Силы его изболевшегося организма были окончательно исчерпаны. Жизни оставалось всего три месяца.

И тем поразительнее, что, казалось бы, потухающий, утомленный мозг рождает в последние месяцы и недели замечательный замысел — произведения под названием «Забытые слова». Салтыков надеется, что, может быть, он еще успеет написать это свое «литературное завещание». Но кроме одной странички — ужасающего, какого-то фантастического образа запустения и смерти — остальное сохранилось лишь в памяти друзей. «Мне хотелось бы перед смертью напомнить публике о когда-то ценных и веских для нее словах: стыд, совесть, честь и т. п., которые ныне забыты и ни на кого не действуют», — говорил он Григорию Захарычу Елисееву. «Были, знаете, слова: ну, совесть, отечество, человечество... другие там еще... А теперь потрудитесь-ка их поискать! Надо же их напомнить...» — это говорилось Михайловскому. Но замысел был столь значителен и обширен, что для осуществления его — «стоило бы начать снова жить», — вспоминал слова Салтыкова С. Н. Кривенко. Но начать жить снова было уже не во власти доживавшего последние дни Салтыкова.

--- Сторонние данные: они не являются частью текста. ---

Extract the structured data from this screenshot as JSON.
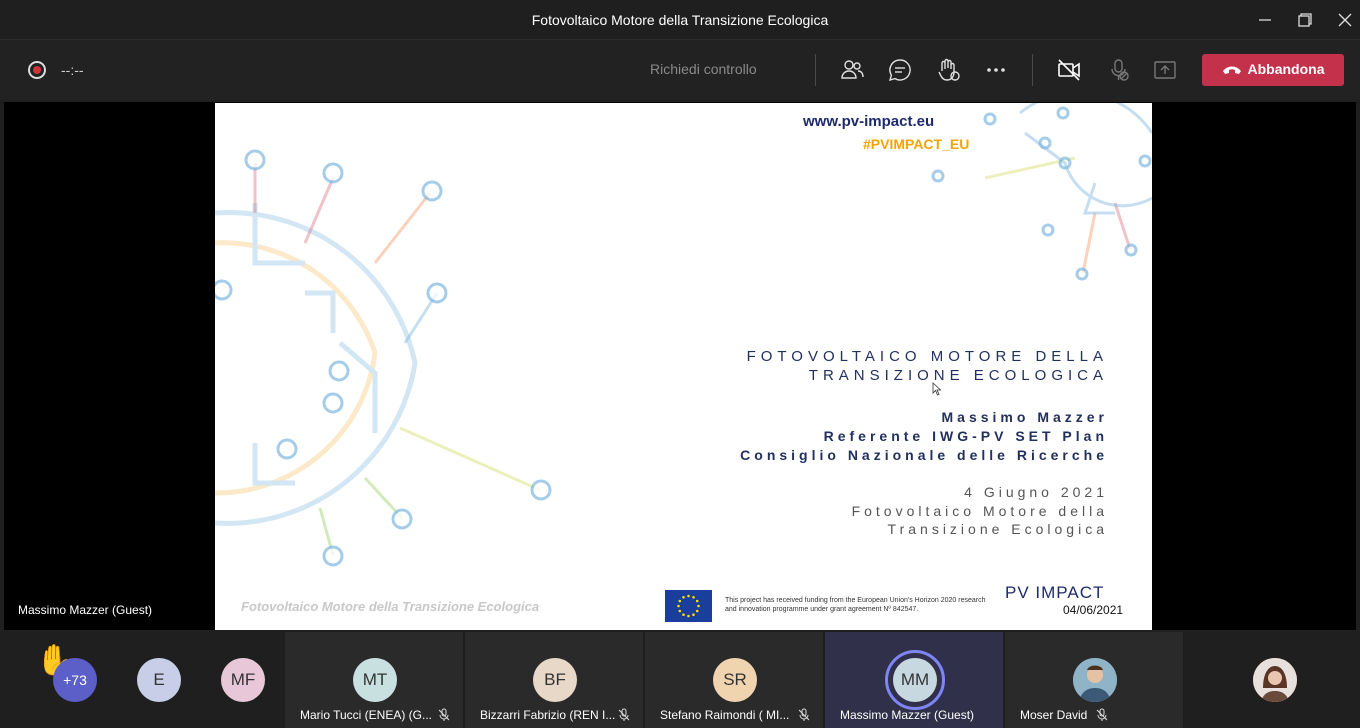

Ему становилось все хуже и хуже. В ночь с 27 на 28 апреля 1889 года с ним случился удар, и он потерял сознание, которое уже больше не возвращалось.

Подруга дочери Салтыкова Лизы Софья Унковская вспоминала, как после уроков в гимназии Лиза подошла к ней и сказала: «Папе очень плохо, надежды никакой нет, зайди к нам, если хочешь». Я прямо из гимназии с книгами в руках вошла к ним в гостиную. Он сидел посреди комнаты в своем кресле-качалке, и на всю комнату раздавалось его необыкновенно частое дыхание. Глаза были плотно закрыты, голова откинута на спинку кресла, исхудавшие руки лежали на коленях и по временам вздрагивали, никакого признака сознания... Через два часа его не стало. Это было 28 апреля в четыре часа дня».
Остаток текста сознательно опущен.